5. Contrairement à ce qui est en outre soutenu, nonobstant la circonstance que la demande de mise à disposition initiale présentée par l’association requérante portait sur deux terrains, la décision du 18 mars 2025 répondant favorablement à la demande ne concerne que le site de Kerchann, de sorte que la décision en litige portant retrait de cet accord ne concerne également que ce terrain. La circonstance éventuelle que le second terrain en cause, le site de Kerbader, appartienne au domaine public de la commune de Fouesnant, ce qui n’est au demeurant corroboré par aucune pièce du dossier, reste, par suite, sans incidence.

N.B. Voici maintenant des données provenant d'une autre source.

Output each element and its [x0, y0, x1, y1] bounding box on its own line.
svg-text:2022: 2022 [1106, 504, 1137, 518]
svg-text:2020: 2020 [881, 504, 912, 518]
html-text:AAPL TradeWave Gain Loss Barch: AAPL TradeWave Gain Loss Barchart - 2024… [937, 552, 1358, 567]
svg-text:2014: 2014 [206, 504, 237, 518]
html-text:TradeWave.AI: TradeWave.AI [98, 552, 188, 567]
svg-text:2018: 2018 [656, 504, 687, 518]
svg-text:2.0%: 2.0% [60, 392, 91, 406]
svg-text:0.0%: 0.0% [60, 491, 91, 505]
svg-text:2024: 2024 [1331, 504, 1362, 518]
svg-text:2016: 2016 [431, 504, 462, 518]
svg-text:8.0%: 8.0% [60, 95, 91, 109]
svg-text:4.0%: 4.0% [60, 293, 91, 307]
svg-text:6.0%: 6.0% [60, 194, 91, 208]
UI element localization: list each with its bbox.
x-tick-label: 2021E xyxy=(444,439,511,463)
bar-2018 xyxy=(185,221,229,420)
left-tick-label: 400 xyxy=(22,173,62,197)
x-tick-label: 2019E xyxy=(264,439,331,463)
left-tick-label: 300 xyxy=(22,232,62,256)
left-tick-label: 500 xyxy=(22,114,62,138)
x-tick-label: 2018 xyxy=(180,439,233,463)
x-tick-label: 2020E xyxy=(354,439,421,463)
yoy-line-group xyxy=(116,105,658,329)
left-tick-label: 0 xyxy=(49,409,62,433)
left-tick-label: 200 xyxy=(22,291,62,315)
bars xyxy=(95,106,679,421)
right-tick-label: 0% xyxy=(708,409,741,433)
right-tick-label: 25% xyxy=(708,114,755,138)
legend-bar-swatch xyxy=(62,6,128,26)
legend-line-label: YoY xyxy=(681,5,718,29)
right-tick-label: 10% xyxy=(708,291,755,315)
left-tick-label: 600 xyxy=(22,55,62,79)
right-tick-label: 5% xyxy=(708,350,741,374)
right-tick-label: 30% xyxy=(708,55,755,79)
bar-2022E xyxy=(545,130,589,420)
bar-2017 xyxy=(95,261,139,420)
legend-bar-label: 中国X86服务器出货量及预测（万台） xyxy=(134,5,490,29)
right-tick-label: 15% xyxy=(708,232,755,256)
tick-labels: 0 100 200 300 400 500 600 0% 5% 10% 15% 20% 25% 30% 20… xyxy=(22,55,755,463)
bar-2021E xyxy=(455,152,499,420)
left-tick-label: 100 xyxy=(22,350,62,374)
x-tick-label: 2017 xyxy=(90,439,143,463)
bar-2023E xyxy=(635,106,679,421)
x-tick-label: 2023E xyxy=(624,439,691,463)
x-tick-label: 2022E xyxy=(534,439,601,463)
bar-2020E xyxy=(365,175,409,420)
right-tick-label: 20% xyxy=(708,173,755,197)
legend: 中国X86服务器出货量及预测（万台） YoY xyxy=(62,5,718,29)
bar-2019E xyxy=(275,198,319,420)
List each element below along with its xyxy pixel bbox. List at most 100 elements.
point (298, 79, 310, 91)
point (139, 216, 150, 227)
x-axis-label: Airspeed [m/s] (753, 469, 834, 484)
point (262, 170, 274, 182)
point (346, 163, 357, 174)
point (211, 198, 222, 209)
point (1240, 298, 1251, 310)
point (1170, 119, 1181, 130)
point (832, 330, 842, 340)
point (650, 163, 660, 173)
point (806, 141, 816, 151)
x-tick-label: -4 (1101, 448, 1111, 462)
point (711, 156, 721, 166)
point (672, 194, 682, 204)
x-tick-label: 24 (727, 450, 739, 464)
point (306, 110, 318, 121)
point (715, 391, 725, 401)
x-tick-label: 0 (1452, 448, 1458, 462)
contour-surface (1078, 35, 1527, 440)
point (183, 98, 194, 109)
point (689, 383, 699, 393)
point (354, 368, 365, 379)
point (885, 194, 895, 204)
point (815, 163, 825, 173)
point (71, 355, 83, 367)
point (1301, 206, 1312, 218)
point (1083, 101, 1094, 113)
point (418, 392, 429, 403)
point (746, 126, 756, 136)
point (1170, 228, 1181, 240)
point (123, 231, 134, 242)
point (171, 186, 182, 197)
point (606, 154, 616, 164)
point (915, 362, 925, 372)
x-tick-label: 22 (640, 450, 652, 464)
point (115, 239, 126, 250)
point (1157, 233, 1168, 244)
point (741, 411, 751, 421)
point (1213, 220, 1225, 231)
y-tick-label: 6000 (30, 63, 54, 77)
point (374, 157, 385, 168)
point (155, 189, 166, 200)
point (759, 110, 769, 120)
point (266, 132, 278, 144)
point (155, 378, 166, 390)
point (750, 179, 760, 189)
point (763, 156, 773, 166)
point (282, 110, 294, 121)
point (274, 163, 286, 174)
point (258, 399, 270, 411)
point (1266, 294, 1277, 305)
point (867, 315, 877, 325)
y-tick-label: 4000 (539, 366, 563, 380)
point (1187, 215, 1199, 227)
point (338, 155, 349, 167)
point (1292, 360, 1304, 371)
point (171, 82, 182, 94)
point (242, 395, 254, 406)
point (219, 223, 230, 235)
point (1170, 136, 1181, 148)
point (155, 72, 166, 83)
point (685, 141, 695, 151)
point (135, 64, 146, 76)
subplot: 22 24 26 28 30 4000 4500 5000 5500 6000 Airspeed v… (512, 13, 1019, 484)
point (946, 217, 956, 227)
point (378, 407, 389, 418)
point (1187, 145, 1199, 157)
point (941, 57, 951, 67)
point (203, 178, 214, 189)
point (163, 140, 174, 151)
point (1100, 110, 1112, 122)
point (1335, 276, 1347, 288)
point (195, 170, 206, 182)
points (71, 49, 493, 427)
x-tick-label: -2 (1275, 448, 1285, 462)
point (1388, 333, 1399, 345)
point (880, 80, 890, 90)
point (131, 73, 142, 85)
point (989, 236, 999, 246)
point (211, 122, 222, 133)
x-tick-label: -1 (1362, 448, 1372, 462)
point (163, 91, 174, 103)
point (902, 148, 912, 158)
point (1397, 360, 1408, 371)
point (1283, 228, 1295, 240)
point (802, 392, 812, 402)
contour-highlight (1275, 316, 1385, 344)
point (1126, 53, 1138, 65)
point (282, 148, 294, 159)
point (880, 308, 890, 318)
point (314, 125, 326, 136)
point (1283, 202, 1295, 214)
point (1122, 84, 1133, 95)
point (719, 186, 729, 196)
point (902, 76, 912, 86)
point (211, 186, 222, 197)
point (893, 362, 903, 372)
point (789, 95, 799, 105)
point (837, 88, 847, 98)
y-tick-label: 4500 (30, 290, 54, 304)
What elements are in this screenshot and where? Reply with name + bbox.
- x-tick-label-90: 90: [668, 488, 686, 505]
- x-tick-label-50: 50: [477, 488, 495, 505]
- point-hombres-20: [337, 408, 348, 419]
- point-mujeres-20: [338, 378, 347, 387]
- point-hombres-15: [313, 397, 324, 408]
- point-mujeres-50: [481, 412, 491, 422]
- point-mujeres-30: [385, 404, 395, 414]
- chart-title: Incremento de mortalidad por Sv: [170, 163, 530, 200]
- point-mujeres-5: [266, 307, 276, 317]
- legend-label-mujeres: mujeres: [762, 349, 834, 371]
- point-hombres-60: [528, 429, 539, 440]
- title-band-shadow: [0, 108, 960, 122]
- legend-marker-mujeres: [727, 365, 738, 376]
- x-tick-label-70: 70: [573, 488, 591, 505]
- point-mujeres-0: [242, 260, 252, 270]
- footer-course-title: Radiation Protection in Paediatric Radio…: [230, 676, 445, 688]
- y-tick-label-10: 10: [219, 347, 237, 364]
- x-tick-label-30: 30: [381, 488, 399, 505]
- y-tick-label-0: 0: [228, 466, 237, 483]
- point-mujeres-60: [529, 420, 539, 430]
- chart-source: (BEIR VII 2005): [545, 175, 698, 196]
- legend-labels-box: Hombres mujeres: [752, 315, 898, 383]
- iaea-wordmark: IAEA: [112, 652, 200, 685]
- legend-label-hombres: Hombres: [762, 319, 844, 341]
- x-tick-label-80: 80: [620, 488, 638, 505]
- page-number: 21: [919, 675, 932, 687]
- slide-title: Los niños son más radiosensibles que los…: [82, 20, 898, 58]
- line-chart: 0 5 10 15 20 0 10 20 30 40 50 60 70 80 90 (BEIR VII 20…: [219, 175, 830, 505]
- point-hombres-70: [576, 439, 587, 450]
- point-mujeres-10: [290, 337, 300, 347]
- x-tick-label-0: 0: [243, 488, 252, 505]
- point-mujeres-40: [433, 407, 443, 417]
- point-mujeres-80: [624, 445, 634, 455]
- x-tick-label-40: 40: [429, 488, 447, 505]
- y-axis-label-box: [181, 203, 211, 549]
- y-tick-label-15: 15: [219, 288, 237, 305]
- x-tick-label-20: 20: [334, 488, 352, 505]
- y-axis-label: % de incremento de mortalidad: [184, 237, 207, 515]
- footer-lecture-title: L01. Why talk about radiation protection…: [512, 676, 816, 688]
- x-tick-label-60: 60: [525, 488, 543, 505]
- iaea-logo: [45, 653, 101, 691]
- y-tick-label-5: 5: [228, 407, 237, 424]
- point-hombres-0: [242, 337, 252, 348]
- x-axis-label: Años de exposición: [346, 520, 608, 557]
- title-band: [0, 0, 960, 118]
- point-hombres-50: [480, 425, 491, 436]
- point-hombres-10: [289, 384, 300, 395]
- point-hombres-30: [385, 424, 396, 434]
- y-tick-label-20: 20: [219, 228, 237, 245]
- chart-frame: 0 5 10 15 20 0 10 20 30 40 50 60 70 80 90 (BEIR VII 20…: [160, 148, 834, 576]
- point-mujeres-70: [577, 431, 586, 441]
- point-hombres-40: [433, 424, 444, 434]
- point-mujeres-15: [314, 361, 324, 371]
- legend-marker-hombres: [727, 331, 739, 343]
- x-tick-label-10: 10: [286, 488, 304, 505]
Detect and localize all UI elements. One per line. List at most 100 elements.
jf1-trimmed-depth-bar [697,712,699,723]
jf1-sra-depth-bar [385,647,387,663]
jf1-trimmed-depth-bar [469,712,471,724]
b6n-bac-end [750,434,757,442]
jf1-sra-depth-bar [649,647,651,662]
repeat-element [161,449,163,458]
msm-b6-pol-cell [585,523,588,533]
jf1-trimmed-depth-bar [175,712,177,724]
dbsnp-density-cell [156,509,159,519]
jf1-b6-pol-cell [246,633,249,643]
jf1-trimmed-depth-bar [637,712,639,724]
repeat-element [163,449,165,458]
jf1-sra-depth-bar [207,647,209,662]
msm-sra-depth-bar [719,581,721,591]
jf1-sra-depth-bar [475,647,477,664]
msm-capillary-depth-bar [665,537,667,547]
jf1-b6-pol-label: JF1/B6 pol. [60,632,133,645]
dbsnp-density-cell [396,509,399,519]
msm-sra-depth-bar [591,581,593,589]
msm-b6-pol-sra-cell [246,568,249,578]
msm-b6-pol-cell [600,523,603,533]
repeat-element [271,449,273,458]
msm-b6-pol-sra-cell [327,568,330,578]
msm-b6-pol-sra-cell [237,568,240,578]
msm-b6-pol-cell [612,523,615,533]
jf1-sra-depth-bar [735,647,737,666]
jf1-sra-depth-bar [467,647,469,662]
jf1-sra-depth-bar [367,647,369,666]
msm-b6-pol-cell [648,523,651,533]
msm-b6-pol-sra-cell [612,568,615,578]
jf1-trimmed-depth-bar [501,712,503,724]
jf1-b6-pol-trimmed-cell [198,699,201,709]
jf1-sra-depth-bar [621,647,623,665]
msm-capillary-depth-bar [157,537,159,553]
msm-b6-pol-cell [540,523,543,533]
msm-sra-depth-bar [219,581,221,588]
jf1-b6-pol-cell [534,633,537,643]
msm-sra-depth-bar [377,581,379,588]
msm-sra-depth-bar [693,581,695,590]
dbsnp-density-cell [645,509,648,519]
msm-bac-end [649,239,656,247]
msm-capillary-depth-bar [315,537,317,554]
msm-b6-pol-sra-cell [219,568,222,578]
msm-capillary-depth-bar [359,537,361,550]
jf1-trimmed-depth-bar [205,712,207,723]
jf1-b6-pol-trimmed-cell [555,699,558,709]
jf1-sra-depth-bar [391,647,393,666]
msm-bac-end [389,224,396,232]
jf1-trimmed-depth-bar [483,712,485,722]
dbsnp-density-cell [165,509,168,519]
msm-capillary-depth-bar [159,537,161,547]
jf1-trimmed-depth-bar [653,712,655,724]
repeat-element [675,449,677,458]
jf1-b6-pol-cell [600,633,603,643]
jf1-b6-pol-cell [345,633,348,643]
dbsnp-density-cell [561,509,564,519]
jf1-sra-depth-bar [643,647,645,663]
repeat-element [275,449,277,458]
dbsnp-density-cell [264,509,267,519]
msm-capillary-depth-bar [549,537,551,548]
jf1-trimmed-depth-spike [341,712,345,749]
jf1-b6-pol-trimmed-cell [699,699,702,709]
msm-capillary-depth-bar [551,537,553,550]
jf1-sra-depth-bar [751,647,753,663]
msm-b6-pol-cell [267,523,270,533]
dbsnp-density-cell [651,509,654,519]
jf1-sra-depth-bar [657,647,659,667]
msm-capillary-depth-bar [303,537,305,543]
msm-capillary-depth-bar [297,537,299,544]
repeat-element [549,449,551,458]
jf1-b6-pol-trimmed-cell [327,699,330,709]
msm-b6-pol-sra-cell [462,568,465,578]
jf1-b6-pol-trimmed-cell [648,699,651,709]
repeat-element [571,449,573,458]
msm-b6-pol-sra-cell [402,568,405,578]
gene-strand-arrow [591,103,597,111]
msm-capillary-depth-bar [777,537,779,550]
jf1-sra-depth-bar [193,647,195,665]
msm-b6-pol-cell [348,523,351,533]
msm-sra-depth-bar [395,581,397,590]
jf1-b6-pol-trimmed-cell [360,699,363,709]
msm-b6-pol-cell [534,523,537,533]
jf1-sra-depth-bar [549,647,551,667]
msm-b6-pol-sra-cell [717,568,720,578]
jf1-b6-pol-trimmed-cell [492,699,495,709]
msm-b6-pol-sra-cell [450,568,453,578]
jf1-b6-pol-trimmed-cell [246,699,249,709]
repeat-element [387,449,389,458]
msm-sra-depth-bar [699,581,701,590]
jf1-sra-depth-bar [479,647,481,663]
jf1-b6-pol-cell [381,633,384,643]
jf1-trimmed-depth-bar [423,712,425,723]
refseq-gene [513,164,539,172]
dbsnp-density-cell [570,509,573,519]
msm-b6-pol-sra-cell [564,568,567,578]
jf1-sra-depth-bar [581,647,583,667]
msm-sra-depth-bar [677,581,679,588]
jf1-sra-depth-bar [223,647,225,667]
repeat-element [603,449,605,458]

6. Dans ces circonstances, la décision en litige, qui constitue un simple acte de gestion, par le maire de la commune de Fouesnant, d’un terrain appartenant à son domaine privé ne ressortit pas à la compétence juridictionnelle du juge administratif et l’exception d’incompétence opposée par la commune en défense doit, par suite, être accueillie.
7. Il résulte de ce qui précède que les conclusions en suspension et en injonction présentées par l’association Alternative fouesnantaise doivent être rejetées comme portées devant une juridiction incompétente pour en connaître.
Sur les frais liés au litige :
8. Les dispositions de l’article L. 761-1 du code de justice administrative font obstacle à ce que soit mise à la charge de la commune de Fouesnant qui n’est pas, dans la présente instance, partie perdante, la somme que l’association Alternative fouesnantaise demande au titre des frais exposés et non compris dans les dépens.
9. Il n’y a pas lieu, dans les circonstances de l’espèce, de mettre à la charge de l’association Alternative fouesnantaise la somme que la commune de Fouesnant demande au titre des frais exposés et non compris dans les dépens.
O R D O N N E :
Article 1er : L’intervention de l’Union syndicale Solidaires du Finistère est admise.
Article 2 : La requête de l’association Alternative fouesnantaise est rejetée comme portée devant une juridiction incompétente pour en connaître.
Article 3 : Les conclusions présentées par la commune de Fouesnant au titre de l’article L. 761-1 du code de justice administrative sont rejetées.
Article 4 : La présente ordonnance sera notifiée à l’association Alternative fouesnantaise, à la commune de Fouesnant et à l’Union syndicale Solidaires du Finistère.
Fait à Rennes, le 6 mai 2025.
Le juge des référés,
signé
O. ThielenLa greffière d’audience,
signé
A. Gauthier
La République mande et ordonne au préfet du Finistère en ce qui le concerne et à tous commissaires de justice à ce requis en ce qui concerne les voies de droit commun contre les parties privées, de pourvoir à l’exécution de la présente décision.